I – La « retenue judiciaire », un usage relatif

Des usages et des principes constitutionnels bornent-ils l’action judiciaire en période électorale ?

Sur la collision entre enquête judiciaire et un scrutin d’importance nationale, un usage républicain voudrait que les juges observent une trêve (dite judiciaire) en période de compétition électorale tant pour garantir la sérénité du procès que pour éviter toute interférence de la justice dans le déroulement d’une campagne électorale. Le terme même de trêve est impropre car il laisse supposer l’existence d’un conflit entre la sphère judiciaire et la sphère politique. Il conviendrait davantage d’évoquer une retenue. Cette règle non écrite serait ancienne et concernerait tant les élections nationales que les élections locales. Son existence repose essentiellement sur une observation empirique d’affaires concernant des responsables politiques et de « confidences » de certains magistrats rapportées par la presse. S’il est difficile d’établir la réalité de cet usage qu’aucun texte ne consacre de façon générale et absolue4, sa reconnaissance même implicite incline à considérer que le temps électoral l’emporte en quelque sorte sur le temps judiciaire. Le temps démocratique prime momentanément sur l’État de droit. Pour autant l’institution judiciaire continue de fonctionner et les enquêtes d’être instruites. Il en va du respect du principe constitutionnel d’égalité de tous les citoyens devant la loi et la justice.

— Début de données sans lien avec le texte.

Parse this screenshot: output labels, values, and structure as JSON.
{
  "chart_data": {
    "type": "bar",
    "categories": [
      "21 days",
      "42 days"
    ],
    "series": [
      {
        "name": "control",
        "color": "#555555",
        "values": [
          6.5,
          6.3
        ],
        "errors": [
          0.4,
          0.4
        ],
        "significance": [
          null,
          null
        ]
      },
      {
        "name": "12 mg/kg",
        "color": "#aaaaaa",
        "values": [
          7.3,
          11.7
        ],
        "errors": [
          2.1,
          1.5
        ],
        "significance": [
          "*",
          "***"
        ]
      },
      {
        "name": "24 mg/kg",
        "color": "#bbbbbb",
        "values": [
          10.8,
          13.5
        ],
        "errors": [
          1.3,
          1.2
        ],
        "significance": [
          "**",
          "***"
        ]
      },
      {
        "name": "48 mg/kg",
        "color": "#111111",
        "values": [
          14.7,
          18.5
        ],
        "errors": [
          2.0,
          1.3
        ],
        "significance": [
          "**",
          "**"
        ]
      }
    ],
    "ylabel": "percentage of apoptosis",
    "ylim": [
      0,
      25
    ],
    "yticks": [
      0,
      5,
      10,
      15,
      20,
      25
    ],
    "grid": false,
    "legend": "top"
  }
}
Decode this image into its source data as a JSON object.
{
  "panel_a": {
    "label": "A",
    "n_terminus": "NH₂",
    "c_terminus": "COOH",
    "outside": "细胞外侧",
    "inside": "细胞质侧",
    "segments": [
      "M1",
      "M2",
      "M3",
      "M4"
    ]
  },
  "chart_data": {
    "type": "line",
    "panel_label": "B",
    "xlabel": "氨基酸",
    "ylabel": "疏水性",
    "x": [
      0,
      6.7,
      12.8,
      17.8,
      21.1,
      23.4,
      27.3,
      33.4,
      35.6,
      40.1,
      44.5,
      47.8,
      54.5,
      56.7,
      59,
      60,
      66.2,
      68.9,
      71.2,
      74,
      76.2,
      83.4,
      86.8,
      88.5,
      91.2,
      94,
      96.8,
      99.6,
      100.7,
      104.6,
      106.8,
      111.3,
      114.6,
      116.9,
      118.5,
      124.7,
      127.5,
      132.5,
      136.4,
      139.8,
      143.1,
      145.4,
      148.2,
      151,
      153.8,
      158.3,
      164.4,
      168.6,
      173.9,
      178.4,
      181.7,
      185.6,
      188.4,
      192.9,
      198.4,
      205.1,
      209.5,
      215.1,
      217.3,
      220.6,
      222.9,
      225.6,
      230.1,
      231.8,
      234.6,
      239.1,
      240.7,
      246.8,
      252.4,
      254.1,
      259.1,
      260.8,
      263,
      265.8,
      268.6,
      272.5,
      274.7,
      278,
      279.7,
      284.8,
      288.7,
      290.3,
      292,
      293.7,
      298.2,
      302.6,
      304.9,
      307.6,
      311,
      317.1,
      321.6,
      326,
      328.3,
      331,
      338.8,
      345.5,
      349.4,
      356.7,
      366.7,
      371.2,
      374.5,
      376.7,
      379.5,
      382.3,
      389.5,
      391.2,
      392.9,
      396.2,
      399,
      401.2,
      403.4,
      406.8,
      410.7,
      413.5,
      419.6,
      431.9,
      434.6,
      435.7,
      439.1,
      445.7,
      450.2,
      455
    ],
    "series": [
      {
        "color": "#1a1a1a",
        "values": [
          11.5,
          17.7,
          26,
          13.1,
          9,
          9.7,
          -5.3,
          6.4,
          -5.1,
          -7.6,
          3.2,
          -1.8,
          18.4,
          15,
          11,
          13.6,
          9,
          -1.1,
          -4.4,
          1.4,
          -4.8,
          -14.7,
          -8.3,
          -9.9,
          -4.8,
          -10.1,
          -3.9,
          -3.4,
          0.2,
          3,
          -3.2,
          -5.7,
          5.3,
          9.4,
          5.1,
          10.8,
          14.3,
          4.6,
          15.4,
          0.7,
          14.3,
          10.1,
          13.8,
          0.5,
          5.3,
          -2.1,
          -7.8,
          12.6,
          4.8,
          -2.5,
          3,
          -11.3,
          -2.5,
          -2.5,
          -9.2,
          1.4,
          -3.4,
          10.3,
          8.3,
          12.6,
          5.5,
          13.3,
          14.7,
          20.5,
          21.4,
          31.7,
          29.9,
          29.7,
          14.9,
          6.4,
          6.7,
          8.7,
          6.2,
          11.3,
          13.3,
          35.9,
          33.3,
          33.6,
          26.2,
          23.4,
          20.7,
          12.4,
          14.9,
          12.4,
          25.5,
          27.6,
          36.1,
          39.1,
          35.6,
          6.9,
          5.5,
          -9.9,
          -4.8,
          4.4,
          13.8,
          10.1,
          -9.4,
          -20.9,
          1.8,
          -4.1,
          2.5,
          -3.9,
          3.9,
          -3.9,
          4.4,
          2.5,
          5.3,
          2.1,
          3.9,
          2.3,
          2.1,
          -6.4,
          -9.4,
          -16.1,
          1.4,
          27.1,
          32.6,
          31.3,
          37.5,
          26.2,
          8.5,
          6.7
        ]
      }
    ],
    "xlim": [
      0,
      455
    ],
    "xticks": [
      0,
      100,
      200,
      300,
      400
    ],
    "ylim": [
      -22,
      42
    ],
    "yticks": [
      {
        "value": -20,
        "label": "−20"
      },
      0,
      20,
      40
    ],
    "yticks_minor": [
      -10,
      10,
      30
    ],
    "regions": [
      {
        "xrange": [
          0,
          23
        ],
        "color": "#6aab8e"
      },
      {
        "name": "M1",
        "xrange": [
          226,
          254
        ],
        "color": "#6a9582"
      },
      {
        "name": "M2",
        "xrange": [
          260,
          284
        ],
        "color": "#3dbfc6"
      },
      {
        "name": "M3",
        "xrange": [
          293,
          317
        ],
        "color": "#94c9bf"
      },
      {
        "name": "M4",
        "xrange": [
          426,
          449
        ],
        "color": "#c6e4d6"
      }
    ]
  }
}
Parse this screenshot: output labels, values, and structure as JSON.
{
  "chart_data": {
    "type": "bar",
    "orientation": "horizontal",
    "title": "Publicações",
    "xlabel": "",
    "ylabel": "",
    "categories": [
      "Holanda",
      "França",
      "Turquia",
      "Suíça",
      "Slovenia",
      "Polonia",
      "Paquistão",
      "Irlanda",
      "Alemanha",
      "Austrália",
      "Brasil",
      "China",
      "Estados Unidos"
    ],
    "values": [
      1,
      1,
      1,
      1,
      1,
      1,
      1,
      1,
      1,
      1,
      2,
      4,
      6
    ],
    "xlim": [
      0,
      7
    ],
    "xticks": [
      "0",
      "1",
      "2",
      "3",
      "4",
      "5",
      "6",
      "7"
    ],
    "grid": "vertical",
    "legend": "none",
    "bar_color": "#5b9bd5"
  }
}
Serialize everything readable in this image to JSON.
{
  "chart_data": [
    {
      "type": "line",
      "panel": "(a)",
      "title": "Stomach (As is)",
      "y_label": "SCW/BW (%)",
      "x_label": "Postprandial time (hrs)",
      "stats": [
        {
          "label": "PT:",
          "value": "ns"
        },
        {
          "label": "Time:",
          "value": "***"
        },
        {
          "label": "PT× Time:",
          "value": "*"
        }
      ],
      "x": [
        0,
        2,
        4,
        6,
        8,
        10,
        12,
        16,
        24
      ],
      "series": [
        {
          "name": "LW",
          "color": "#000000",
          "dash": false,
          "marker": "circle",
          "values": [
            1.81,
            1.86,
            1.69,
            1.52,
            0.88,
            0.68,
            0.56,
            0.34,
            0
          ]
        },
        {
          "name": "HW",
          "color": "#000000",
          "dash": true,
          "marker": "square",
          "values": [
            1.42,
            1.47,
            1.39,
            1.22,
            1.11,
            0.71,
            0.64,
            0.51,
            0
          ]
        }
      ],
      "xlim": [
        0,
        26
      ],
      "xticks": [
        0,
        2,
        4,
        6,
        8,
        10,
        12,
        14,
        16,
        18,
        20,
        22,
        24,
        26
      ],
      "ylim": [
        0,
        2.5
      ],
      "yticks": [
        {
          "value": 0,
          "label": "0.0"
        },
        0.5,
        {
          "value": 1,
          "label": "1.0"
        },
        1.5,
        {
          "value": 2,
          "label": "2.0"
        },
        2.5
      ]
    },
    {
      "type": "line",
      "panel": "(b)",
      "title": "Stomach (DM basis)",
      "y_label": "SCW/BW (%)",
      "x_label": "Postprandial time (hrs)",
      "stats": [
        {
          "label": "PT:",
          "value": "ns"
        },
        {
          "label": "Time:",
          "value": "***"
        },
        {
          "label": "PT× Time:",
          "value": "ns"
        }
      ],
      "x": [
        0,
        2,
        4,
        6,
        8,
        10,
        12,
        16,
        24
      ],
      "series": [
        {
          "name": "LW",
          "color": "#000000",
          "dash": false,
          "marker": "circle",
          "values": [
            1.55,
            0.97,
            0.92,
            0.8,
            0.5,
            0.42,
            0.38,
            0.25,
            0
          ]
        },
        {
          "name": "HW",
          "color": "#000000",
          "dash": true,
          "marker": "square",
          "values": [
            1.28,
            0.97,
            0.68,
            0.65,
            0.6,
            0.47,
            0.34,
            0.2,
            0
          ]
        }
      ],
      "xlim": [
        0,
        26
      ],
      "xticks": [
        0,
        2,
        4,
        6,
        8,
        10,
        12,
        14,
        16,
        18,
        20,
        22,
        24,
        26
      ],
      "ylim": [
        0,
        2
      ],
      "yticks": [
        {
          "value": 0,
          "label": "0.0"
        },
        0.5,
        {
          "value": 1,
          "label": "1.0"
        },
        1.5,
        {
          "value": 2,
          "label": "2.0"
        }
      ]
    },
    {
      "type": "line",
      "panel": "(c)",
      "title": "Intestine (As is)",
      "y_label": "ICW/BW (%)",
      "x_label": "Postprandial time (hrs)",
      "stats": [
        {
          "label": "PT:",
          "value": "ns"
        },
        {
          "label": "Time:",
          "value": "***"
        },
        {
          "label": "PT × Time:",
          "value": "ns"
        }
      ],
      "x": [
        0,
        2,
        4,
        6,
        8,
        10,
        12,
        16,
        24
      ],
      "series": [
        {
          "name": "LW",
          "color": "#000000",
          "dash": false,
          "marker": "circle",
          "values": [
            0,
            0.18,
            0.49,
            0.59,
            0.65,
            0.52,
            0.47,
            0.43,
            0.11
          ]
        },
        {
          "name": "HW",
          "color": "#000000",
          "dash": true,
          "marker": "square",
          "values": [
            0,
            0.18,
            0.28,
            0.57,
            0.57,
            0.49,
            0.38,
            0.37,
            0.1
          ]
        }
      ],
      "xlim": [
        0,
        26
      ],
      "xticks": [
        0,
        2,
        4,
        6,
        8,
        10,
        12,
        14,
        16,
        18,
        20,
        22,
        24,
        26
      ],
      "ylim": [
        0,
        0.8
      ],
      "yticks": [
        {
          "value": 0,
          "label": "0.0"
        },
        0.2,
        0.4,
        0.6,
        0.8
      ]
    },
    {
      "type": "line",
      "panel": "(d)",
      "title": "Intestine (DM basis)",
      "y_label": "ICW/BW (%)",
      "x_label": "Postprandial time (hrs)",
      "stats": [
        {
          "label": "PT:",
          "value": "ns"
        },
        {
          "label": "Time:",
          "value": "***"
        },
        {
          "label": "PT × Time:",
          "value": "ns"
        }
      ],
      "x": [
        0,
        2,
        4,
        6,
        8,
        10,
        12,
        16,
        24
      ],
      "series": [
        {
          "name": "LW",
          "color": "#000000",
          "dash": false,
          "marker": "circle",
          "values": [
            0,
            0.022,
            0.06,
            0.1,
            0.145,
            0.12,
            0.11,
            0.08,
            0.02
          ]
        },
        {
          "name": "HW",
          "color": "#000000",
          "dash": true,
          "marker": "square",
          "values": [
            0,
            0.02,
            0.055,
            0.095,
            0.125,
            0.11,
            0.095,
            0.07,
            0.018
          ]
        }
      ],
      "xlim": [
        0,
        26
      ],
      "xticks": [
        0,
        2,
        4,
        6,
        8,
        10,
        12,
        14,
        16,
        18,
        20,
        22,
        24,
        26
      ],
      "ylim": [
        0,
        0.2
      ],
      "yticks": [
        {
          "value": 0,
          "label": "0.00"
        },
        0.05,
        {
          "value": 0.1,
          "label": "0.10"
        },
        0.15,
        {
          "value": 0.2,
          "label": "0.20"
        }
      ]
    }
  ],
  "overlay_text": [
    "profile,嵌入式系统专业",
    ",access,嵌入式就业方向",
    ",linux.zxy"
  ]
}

Quoi qu’on pense de cet usage, il est toutefois une réalité : si un candidat à l’élection présidentielle doit échapper à certaines décisions judiciaires (mise en examen assimilée à une présomption de culpabilité pour l’opinion publique), c’est à la seule appréciation des magistrats. Est-ce à dire que la justice démissionne et qu’un candidat qui concourt à la magistrature suprême jouit d’une impunité totale ? La réponse est négative.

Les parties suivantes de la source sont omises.